If Fed cuts rates the dollar will fall? History shows it's never so simple.
By William Watts
Deep rate-cut cycles weaken the dollar, but shallow ones not so much: SocGen
Once the Federal Reserve begins cutting interest rates, the U.S. dollar will surely fall and begin a downtrend, right? Alas, it's never so simple.
Check out the chart below from Kit Juckes and Olivier Korber of Société Générale, tracking the ICE U.S. Dollar Index DXY against the fed-funds rate over the past four decades.
The strategists summarize:
In 1985, the dollar fell a long way, but not until four months after the first rate cut. In 1989, it started falling within days of the first cut, but it then rallied between the first and third cuts in [1995/96]. In 1998, it fell before the Fed cut rates as LTCM collapsed. In 2000, it was falling when the Fed started to ease. It bounced in 2001 and finally fell sharply in 2002-04 as rates went on falling. It mostly fell as rates rose in 2004, and although it bounced in 2005, it was already falling again long before the Fed easing in 2007. The only rate-cutting cycle since then started in July 2019, and the dollar fell for a few months and was still falling when COVID made its unwelcome appearance...Unprecedented Fed easing did produce a significant dollar fall in 2020 of course!"

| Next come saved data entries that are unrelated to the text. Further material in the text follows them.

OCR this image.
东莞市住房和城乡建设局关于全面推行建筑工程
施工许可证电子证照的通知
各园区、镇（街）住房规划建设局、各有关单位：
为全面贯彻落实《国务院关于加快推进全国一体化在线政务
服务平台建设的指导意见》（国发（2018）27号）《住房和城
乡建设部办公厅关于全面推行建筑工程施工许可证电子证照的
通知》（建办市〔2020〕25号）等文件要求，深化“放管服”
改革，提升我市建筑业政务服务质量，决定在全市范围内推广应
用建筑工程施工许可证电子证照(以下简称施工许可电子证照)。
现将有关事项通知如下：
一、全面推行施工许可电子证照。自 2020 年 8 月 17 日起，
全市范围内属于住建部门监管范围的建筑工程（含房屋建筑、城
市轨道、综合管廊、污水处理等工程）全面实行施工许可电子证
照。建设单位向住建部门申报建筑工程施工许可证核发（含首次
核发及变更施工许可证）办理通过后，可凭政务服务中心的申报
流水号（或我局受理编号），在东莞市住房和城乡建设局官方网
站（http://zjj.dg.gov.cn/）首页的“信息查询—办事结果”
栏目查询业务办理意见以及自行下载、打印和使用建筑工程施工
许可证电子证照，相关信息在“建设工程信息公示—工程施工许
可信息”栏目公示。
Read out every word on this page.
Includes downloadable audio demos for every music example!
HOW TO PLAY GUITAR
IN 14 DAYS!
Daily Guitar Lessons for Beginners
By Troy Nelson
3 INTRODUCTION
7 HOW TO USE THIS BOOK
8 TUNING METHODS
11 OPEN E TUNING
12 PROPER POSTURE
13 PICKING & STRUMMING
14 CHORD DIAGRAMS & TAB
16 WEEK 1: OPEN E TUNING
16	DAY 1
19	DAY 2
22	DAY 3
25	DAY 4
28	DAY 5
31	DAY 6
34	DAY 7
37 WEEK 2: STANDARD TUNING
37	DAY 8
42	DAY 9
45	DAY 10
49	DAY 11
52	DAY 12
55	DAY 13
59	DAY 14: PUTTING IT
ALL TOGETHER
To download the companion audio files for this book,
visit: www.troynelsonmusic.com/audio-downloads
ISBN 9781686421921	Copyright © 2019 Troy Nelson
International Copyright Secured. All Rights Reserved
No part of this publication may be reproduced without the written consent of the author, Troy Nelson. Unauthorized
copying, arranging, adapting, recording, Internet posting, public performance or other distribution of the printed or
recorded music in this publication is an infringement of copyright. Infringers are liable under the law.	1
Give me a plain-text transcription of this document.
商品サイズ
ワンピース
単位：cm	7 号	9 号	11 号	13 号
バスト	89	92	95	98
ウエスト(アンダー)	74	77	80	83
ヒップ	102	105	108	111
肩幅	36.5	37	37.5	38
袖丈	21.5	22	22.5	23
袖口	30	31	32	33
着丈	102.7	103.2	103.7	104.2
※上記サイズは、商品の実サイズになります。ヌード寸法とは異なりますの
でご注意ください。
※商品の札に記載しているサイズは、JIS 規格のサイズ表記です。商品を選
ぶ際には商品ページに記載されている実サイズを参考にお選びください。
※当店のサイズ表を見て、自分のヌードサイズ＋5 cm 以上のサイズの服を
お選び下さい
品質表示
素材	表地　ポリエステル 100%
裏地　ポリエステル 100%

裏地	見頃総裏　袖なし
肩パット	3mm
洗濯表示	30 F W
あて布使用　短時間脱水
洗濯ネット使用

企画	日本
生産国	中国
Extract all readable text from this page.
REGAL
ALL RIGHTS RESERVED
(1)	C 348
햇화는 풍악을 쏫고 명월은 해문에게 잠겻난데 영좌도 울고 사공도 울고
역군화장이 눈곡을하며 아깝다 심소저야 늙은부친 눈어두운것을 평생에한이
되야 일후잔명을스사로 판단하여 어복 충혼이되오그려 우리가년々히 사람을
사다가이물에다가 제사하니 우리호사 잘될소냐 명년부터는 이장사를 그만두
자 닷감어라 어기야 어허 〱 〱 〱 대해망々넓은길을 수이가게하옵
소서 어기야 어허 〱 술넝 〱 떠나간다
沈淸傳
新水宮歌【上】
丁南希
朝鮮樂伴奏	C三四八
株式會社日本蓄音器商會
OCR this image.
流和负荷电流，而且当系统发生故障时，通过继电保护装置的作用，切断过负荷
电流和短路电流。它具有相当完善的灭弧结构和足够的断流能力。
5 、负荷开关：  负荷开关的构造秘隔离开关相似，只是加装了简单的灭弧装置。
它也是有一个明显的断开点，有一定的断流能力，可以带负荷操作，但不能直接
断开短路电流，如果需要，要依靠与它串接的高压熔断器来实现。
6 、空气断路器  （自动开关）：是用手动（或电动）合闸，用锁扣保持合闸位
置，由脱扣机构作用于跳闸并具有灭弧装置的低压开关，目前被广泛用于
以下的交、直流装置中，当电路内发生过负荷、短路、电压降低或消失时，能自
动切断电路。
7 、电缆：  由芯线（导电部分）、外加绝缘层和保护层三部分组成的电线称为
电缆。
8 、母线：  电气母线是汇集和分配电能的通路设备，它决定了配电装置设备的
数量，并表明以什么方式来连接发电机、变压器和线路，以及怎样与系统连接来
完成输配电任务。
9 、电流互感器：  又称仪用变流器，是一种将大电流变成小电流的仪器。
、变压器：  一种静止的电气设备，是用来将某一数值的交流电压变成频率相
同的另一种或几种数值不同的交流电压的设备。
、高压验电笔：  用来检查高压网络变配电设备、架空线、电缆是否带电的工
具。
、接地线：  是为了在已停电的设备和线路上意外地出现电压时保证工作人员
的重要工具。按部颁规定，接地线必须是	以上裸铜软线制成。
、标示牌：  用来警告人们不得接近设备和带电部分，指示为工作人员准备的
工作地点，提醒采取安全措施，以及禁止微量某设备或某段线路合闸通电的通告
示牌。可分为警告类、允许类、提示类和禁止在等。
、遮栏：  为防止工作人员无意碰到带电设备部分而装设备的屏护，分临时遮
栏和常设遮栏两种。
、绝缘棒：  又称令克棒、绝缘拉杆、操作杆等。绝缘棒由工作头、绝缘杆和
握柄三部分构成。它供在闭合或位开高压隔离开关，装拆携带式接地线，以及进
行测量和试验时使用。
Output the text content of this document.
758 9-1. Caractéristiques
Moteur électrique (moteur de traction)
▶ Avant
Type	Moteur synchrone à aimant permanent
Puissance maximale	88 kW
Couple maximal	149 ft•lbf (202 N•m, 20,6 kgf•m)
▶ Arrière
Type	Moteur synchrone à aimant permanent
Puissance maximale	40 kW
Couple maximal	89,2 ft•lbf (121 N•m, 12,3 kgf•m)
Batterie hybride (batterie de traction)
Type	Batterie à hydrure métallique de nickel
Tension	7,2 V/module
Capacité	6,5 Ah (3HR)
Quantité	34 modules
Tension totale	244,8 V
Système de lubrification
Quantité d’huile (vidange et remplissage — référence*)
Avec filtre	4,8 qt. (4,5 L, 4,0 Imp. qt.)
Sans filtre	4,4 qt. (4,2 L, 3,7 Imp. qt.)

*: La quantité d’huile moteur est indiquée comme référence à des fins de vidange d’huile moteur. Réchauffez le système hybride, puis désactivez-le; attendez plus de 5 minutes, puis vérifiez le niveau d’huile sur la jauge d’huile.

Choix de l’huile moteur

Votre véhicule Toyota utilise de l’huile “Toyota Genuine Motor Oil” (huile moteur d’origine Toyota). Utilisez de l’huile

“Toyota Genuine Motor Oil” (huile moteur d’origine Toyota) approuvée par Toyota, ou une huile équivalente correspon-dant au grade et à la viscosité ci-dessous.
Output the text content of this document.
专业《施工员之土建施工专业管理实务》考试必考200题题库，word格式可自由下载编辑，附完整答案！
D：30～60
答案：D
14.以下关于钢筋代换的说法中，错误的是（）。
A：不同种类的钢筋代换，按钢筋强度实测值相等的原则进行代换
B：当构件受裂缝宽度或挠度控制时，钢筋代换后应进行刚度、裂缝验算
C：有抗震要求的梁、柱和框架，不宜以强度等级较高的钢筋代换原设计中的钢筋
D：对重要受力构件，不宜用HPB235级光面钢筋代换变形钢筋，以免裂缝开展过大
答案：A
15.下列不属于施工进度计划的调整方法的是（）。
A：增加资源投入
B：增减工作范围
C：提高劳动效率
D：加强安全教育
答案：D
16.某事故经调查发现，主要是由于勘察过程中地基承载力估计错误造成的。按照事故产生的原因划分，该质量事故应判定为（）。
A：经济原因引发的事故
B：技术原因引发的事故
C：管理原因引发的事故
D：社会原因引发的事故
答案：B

If there's a lesson for investors and traders it's that a protracted Fed easing cycle is likely to weaken the dollar, but a brief, shallow one (as exemplified by 1996 and 2019) might not trigger much of a reaction as money flows into U.S. assets, the strategists said.
Need to Know: The lesson from 17 first cuts of the cycle is more sobering for the stock market than it appears
What about now? They noted that the current dollar peak is the highest in real terms since 1984-85, narrowly exceeding the 2002 high. In both cases, the dollar saw a delayed reaction but a substantial fall, though in both cases the decline was accompanied by significantly deep Fed rate-cutting cycles.
"The current dollar's level, and the size of the positioning that got it there, argues for a big move," they wrote. "Expectations that the Fed can ease, avoid a recession and see U.S. economic exceptionalism persist argue for caution."